Not even within five months did Czech authorities give out 2,000 air tickets and envelopes with EUR 500 spending money that were to motivate foreigners who lost their temporary resident permit. Hundreds of foreigners, who – mainly because of crisis and lay-offs – lost their Czech resident permits are further staying in the country. They pass themselves off as students.
“Within the voluntary returns project, 1462 people have left the territory of the Czech Republic,” said Vladimír Řepka from the Interior Ministry referring to numbers from this year’s May. However, many more deprived foreigners stay in the country. And they are interested more in how to extend their stay here than in obtaining an air ticket to go back home. And mediators know this well. They have therefore inventively adjusted their services accordingly: instead of work they started offering student courses.
An Asian couple recently knocked on the door of Jan Kubíček’s office in the Counselling Centre for Integration. They came to introduce a plan to him on how to help foreigners with no job. “They suggested to me they would found a school or a retraining programme,” Kubíček said. The clients of the counseling centre were to be the future students. A school enrolment is namely a way for foreigners without job to legalise their stay in the country. “Of course the foreigners would have to pay for it. It wouldn’t be help in the true sense, rather a way to profit on people who have problems as a result of the economic crisis,” Kubíček said.
Dream of a castle
A firm called Kolp, which according to the business register has been involved in mediatory activities for 16 years, came up with a much more ambitious safety plan.
“We can offer long-term help when it comes to school entrance exams and paying of tuition fees. At the same time foreigners will be able to acquire temporary jobs, we will provide boarding for four years and all that for free,” said the offer that the firm’s executive director Zdeňka Kmošková sent directly to the Mongolian community in Plzeň.
She wanted to accommodate 100 people at a castle. However, in another email the offer had more realistic colours. “We would want USD 11,000 from each person and for that we will provide everything for free,” said Kmošková on the price of the four-year “all-inclusive” programme.
When the weekly Týden (pretending to be looking for accommodation for three foreigners) was interested in the details of the offer, she refused to help. “I need a bigger working group,” the firm’s reply said.

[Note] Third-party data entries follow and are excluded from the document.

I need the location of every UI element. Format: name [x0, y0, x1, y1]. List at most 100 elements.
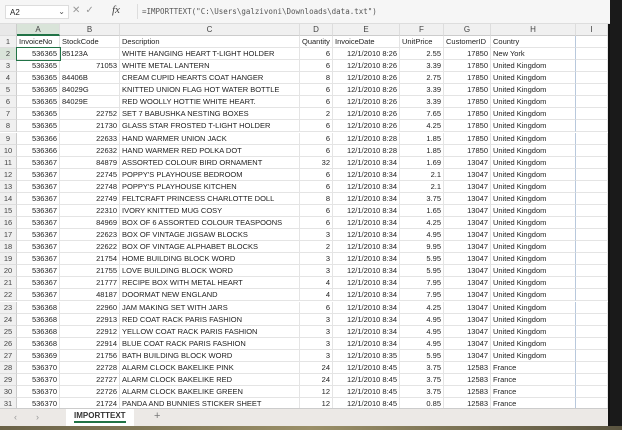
table-cell[interactable]: United Kingdom [491, 229, 576, 242]
table-cell[interactable]: 12/1/2010 8:45 [333, 361, 400, 374]
table-cell[interactable]: 536366 [17, 144, 60, 157]
row-header[interactable]: 14 [0, 192, 17, 205]
table-cell[interactable]: 3 [300, 265, 333, 278]
table-cell[interactable]: 85123A [60, 48, 120, 61]
table-cell[interactable]: United Kingdom [491, 349, 576, 362]
table-cell[interactable]: 536368 [17, 301, 60, 314]
table-cell[interactable]: 6 [300, 144, 333, 157]
insert-function-icon[interactable]: fx [112, 4, 120, 16]
table-cell[interactable]: 12/1/2010 8:34 [333, 277, 400, 290]
table-cell[interactable]: 4.95 [400, 337, 444, 350]
table-cell[interactable]: YELLOW COAT RACK PARIS FASHION [120, 325, 300, 338]
table-cell[interactable]: 536369 [17, 349, 60, 362]
table-cell[interactable]: 12/1/2010 8:35 [333, 349, 400, 362]
table-cell[interactable]: 536370 [17, 373, 60, 386]
table-cell[interactable]: 13047 [444, 168, 491, 181]
table-cell[interactable]: 84029E [60, 96, 120, 109]
table-cell[interactable]: 536368 [17, 313, 60, 326]
table-cell[interactable]: 7.95 [400, 289, 444, 302]
table-cell[interactable]: 6 [300, 132, 333, 145]
row-header[interactable]: 5 [0, 84, 17, 97]
table-cell[interactable]: 12/1/2010 8:34 [333, 156, 400, 169]
table-cell[interactable]: HAND WARMER UNION JACK [120, 132, 300, 145]
table-cell[interactable]: 3 [300, 325, 333, 338]
table-cell[interactable] [576, 373, 608, 386]
table-cell[interactable]: 536367 [17, 289, 60, 302]
sheet-tab-importtext[interactable]: IMPORTTEXT [66, 409, 134, 426]
table-cell[interactable]: ALARM CLOCK BAKELIKE RED [120, 373, 300, 386]
table-cell[interactable] [576, 386, 608, 399]
table-cell[interactable]: 13047 [444, 349, 491, 362]
row-header[interactable]: 28 [0, 361, 17, 374]
formula-input[interactable]: =IMPORTTEXT("C:\Users\galzivoni\Download… [137, 4, 605, 19]
table-cell[interactable]: BOX OF VINTAGE JIGSAW BLOCKS [120, 229, 300, 242]
table-cell[interactable]: 21755 [60, 265, 120, 278]
row-header[interactable]: 12 [0, 168, 17, 181]
table-cell[interactable]: 13047 [444, 217, 491, 230]
table-cell[interactable]: 536365 [17, 72, 60, 85]
row-header[interactable]: 16 [0, 217, 17, 230]
table-cell[interactable]: United Kingdom [491, 120, 576, 133]
column-header-h[interactable]: H [491, 24, 576, 36]
table-cell[interactable]: 22912 [60, 325, 120, 338]
table-cell[interactable]: 536367 [17, 168, 60, 181]
table-cell[interactable]: 22622 [60, 241, 120, 254]
table-cell[interactable]: 7.65 [400, 108, 444, 121]
table-cell[interactable]: 17850 [444, 72, 491, 85]
table-cell[interactable]: 6 [300, 217, 333, 230]
table-cell[interactable]: 17850 [444, 60, 491, 73]
table-cell[interactable]: CREAM CUPID HEARTS COAT HANGER [120, 72, 300, 85]
table-cell[interactable]: 13047 [444, 156, 491, 169]
table-cell[interactable]: 3 [300, 229, 333, 242]
table-cell[interactable]: 536365 [17, 120, 60, 133]
table-cell[interactable]: 84406B [60, 72, 120, 85]
row-header[interactable]: 6 [0, 96, 17, 109]
table-cell[interactable]: 5.95 [400, 253, 444, 266]
row-header[interactable]: 22 [0, 289, 17, 302]
name-box[interactable]: A2 ⌄ [5, 5, 69, 19]
table-cell[interactable]: 3.75 [400, 192, 444, 205]
table-cell[interactable]: 13047 [444, 301, 491, 314]
row-header[interactable]: 2 [0, 48, 17, 61]
table-cell[interactable]: SET 7 BABUSHKA NESTING BOXES [120, 108, 300, 121]
table-cell[interactable]: 4.95 [400, 325, 444, 338]
table-cell[interactable]: 536368 [17, 337, 60, 350]
table-cell[interactable]: 12/1/2010 8:28 [333, 132, 400, 145]
table-cell[interactable]: United Kingdom [491, 156, 576, 169]
table-cell[interactable] [576, 337, 608, 350]
table-cell[interactable]: 22633 [60, 132, 120, 145]
row-header[interactable]: 7 [0, 108, 17, 121]
table-cell[interactable]: United Kingdom [491, 108, 576, 121]
column-header-g[interactable]: G [444, 24, 491, 36]
table-cell[interactable]: 17850 [444, 84, 491, 97]
table-cell[interactable]: 536367 [17, 217, 60, 230]
row-header[interactable]: 29 [0, 373, 17, 386]
table-cell[interactable] [576, 120, 608, 133]
table-cell[interactable]: 21777 [60, 277, 120, 290]
table-cell[interactable]: 21754 [60, 253, 120, 266]
table-cell[interactable]: BOX OF VINTAGE ALPHABET BLOCKS [120, 241, 300, 254]
table-cell[interactable]: 24 [300, 373, 333, 386]
table-cell[interactable]: 22752 [60, 108, 120, 121]
row-header[interactable]: 11 [0, 156, 17, 169]
table-cell[interactable]: United Kingdom [491, 204, 576, 217]
table-cell[interactable]: 1.65 [400, 204, 444, 217]
table-cell[interactable]: 84879 [60, 156, 120, 169]
row-header[interactable]: 20 [0, 265, 17, 278]
table-cell[interactable]: 536367 [17, 229, 60, 242]
table-cell[interactable]: 2.55 [400, 48, 444, 61]
table-cell[interactable]: United Kingdom [491, 180, 576, 193]
table-cell[interactable]: 3 [300, 253, 333, 266]
row-header[interactable]: 3 [0, 60, 17, 73]
table-cell[interactable]: United Kingdom [491, 84, 576, 97]
table-cell[interactable]: ASSORTED COLOUR BIRD ORNAMENT [120, 156, 300, 169]
table-cell[interactable]: 17850 [444, 108, 491, 121]
table-cell[interactable]: 536367 [17, 241, 60, 254]
table-cell[interactable]: 4.25 [400, 120, 444, 133]
table-cell[interactable] [576, 168, 608, 181]
column-header-f[interactable]: F [400, 24, 444, 36]
table-cell[interactable]: 13047 [444, 289, 491, 302]
table-cell[interactable]: United Kingdom [491, 337, 576, 350]
table-cell[interactable]: 12/1/2010 8:34 [333, 289, 400, 302]
table-cell[interactable]: 12/1/2010 8:34 [333, 192, 400, 205]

As an initial input USD 1,400 per one person would be sufficient. “I would help them to get a bank loan and also a scholarship, I will help with paying off the debt,” said Kmošková promising that she would take good care of the castle’s tenants: she offers to pay them for the maintenance work on the former noblemen’s seat as studying would be only a marginal activity.
Not even experts are able to judge, whether the entrepreneur is rather a philanthropist or a gold miner. “Generally, I would warn foreigners against falling further into debt,” Tomáš Haišman from the Interior Ministry commented on the firm’s acting.
Import of technologists
Also analysts from the Interior Ministry have noticed the rising popularity of student visa. “Some embassies and consulates have been recording an increased interest in student programmes at certain educational institutions in the Czech Republic,” said a ministry report monitoring the awarding of student visa. In Vietnam, for example, applicants for courses are queuing in the Na Trang centre where the Technical University of Liberec is recruiting its students. And it is this university that has been recording an increase in the number of foreign students each year. The experience of Czech embassies and consulates abroad is that 70% of students know in advance that they will not complete their studies.